Viele säkulare Türken verzichten dagegen bewusst auf den Bart. Sie dokumentieren mit der allmorgendlichen Rasur ihren westlichen Lebensstil – wie Mustafa Kemal, der spätere Atatürk. Er rasierte zur Gründung der von ihm ausgerufenen weltlichen Republik demonstrativ seinen Schnurrbart, den er als Offizier getragen hatte, ab – für immer.

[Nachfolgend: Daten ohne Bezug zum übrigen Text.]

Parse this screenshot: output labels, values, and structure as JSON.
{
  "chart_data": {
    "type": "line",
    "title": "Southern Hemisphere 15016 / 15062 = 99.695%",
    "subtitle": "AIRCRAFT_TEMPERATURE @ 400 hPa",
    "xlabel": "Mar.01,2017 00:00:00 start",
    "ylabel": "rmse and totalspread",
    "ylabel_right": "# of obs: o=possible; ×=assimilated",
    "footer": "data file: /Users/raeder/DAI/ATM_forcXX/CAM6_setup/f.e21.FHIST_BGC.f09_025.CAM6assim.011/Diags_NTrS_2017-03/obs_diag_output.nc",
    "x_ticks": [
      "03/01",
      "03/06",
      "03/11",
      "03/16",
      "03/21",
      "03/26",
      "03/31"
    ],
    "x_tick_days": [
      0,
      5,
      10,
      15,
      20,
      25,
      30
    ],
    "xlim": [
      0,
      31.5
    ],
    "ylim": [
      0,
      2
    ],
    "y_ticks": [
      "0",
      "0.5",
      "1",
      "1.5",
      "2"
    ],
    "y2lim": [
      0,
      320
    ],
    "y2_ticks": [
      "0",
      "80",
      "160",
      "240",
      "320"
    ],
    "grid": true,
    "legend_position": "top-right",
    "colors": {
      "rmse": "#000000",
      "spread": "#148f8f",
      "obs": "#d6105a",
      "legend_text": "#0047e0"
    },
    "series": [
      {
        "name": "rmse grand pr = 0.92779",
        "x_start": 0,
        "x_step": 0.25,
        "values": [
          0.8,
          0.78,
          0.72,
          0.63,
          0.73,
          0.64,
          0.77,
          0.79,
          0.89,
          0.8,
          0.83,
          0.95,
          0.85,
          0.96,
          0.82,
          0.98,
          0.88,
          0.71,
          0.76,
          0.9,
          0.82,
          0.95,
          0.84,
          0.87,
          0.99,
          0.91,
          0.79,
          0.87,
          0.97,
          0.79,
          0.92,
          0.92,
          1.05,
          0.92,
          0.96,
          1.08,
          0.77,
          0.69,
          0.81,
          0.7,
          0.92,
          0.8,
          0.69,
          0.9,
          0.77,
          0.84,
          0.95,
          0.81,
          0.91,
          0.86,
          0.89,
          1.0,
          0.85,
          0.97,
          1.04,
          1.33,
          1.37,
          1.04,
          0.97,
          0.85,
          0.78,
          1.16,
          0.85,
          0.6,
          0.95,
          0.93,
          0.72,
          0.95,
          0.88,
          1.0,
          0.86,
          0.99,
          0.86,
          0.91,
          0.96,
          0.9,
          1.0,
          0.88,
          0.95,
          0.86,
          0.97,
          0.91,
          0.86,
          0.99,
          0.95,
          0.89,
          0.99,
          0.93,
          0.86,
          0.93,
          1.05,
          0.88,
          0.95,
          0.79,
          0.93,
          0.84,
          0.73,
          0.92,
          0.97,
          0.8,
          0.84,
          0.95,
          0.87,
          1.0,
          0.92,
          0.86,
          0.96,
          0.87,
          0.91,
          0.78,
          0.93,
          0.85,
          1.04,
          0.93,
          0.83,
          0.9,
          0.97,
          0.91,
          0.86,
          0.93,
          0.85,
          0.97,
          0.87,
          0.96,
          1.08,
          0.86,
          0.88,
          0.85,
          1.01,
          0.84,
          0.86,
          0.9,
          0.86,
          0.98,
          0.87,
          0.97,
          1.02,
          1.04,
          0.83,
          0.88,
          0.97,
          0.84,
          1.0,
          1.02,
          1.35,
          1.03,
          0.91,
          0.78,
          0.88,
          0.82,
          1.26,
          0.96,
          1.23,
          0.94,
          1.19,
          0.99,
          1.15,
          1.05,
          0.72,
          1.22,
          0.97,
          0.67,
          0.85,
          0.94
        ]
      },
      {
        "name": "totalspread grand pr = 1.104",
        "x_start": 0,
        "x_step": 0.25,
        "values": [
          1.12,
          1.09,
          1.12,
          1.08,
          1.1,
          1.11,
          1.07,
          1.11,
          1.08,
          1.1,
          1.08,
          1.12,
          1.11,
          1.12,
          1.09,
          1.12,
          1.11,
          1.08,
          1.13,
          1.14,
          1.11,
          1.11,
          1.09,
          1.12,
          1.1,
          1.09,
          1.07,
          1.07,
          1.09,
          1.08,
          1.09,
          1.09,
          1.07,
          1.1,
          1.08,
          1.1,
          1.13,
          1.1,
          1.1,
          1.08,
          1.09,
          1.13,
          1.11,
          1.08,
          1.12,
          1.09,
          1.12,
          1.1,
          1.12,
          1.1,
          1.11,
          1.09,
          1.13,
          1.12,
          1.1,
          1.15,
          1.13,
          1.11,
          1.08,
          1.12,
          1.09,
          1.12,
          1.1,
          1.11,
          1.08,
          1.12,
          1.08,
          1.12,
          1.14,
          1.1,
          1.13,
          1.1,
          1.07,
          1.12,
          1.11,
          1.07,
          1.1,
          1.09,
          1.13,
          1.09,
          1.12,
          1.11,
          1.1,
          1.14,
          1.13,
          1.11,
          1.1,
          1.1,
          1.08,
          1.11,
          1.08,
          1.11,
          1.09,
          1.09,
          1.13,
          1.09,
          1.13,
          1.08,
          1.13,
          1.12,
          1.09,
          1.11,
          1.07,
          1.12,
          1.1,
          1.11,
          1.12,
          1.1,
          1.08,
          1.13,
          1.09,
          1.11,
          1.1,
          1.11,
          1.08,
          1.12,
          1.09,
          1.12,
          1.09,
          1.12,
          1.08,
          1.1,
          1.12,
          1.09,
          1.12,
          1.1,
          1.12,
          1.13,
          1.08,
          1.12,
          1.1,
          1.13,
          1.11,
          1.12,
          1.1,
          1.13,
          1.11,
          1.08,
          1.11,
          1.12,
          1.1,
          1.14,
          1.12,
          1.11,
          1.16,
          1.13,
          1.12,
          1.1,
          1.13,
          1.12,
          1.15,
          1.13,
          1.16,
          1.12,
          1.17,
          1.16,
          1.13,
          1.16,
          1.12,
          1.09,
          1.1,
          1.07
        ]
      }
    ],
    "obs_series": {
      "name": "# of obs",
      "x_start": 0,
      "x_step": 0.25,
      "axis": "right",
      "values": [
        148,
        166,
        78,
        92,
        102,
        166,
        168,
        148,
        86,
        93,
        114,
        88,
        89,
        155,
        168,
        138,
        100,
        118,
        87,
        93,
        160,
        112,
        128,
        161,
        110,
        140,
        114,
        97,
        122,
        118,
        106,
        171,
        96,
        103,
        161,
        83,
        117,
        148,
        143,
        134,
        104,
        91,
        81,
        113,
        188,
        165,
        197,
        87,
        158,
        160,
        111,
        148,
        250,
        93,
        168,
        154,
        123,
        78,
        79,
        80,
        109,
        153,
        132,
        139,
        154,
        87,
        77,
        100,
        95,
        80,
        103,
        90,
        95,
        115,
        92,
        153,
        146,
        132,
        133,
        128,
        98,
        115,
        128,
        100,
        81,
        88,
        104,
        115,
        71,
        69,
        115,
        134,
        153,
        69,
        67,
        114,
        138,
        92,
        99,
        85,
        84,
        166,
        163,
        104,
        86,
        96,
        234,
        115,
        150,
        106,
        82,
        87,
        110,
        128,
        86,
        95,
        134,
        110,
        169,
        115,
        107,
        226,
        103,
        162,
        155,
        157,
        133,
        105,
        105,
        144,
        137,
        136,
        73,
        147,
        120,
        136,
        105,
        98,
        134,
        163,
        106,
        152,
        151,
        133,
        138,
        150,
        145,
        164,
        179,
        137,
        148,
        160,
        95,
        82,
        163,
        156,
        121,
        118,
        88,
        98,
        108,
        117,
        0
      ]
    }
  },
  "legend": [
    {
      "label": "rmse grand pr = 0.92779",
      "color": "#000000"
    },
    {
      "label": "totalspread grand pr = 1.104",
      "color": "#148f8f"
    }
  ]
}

Es drohen bis zu vier Jahre Haft
Bei aller geduldeten Vielfalt: Mit dem angemalten Hitler-Bart ist für die türkische Justiz offenbar eine rote Linie überschritten. Salih S. drohen nach Paragraf 299 des Strafgesetzbuches bis zu vier Jahre Haft.
Gegen rund 175.000 Menschen hat die Justiz seit Erdogans Amtsantritt wegen Präsidentenbeleidigung ermittelt. Sogar Kinder lässt Erdogan verfolgen: Im April erhob die Justiz Anklage gegen einen 13-Jährigen, weil er Erdogan auf Whatsapp beleidigt haben soll. Es kann auch Urlauber treffen. Im November 2020 wurde der Wuppertaler Arzt Kristian B. am Flughafen von Antalya festgenommen, weil er sich in einem Wortwechsel beleidigend über Erdogan geäußert haben soll. Der Arzt verbrachte einen Monat im Polizeiarrest, bevor er ausreisen durfte.